What's Happening?
The Dangote Petroleum Refinery has clarified why domestic fuel prices in Nigeria do not immediately decrease in response to falling global crude oil prices. The refinery revealed that it spent $4.48 billion importing 40.4 million barrels of crude oil in May
and June 2026 under supply contracts signed before current market prices took effect. The refinery's pricing strategy involves purchasing crude weeks or months in advance, based on monthly average prices rather than daily spot market rates. This approach means that current fuel prices reflect earlier, higher crude costs, despite recent declines in global oil prices.
Why It's Important?
This explanation provides insight into the operational economics of Africa's largest refinery and highlights the complexities of fuel pricing in Nigeria. By absorbing some of the higher crude procurement costs, the refinery aims to cushion inflationary pressures and stabilize prices in Nigeria's downstream market. This strategy is crucial for maintaining energy security and reducing reliance on imported petroleum products, which can strain Nigeria's foreign exchange reserves.

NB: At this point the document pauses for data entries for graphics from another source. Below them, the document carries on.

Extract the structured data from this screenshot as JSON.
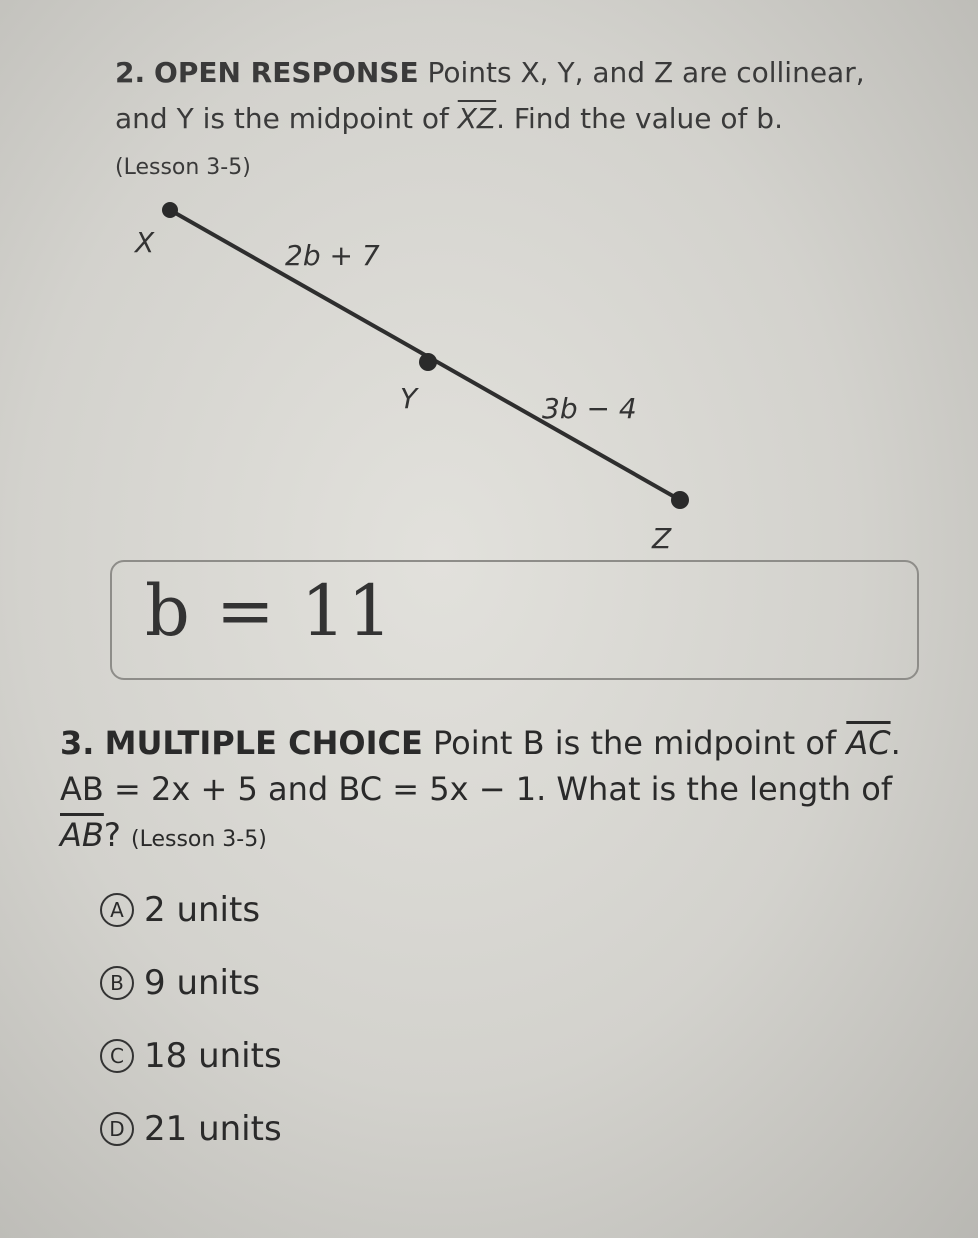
{
  "q2": {
    "number": "2.",
    "label": "OPEN RESPONSE",
    "text_before": "Points X, Y, and Z are collinear, and Y is the midpoint of",
    "segment": "XZ",
    "text_after": ". Find the value of b.",
    "lesson": "(Lesson 3-5)",
    "diagram": {
      "point_x": "X",
      "point_y": "Y",
      "point_z": "Z",
      "label_xy": "2b + 7",
      "label_yz": "3b − 4"
    },
    "answer": "b = 11"
  },
  "q3": {
    "number": "3.",
    "label": "MULTIPLE CHOICE",
    "text_before": "Point B is the midpoint of",
    "segment1": "AC",
    "text_middle": ". AB = 2x + 5 and BC = 5x − 1. What is the length of",
    "segment2": "AB",
    "text_after": "?",
    "lesson": "(Lesson 3-5)",
    "choices": [
      {
        "letter": "A",
        "text": "2 units"
      },
      {
        "letter": "B",
        "text": "9 units"
      },
      {
        "letter": "C",
        "text": "18 units"
      },
      {
        "letter": "D",
        "text": "21 units"
      }
    ]
  }
}
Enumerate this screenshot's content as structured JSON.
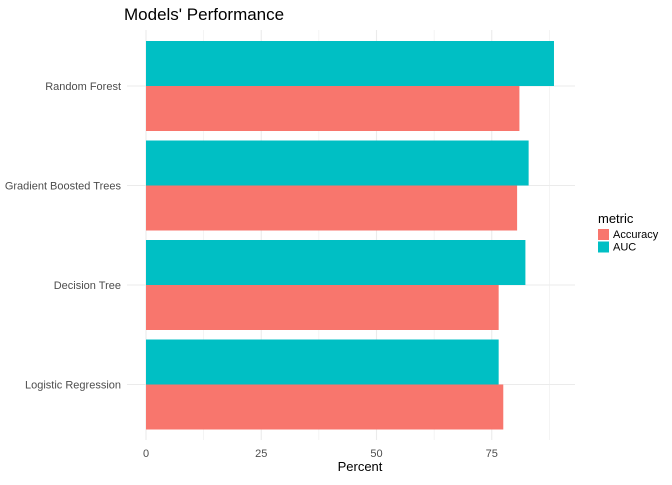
{
  "chart_data": {
    "type": "bar",
    "orientation": "horizontal",
    "title": "Models' Performance",
    "xlabel": "Percent",
    "ylabel": "",
    "xlim": [
      0,
      92.5
    ],
    "x_ticks": [
      0,
      25,
      50,
      75
    ],
    "grid": true,
    "legend_position": "right",
    "legend_title": "metric",
    "categories": [
      "Random Forest",
      "Gradient Boosted Trees",
      "Decision Tree",
      "Logistic Regression"
    ],
    "series": [
      {
        "name": "Accuracy",
        "color": "#F8766D",
        "values": [
          81.0,
          80.5,
          76.5,
          77.5
        ]
      },
      {
        "name": "AUC",
        "color": "#00BFC4",
        "values": [
          88.5,
          83.0,
          82.3,
          76.5
        ]
      }
    ]
  }
}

The refinery's approach also underscores the challenges of aligning domestic fuel prices with volatile international oil markets.
What's Next?
If international crude prices remain favorable, Nigerians could see further moderation in fuel prices as the refinery processes cheaper crude inventories. The refinery's diversified sourcing strategy, including recent imports from the United Arab Emirates, positions it to adapt to evolving global supply patterns. This flexibility could enhance the refinery's ability to manage costs and stabilize fuel prices in the future. Stakeholders will be monitoring global oil price trends and the refinery's procurement strategies to assess their impact on Nigeria's fuel market.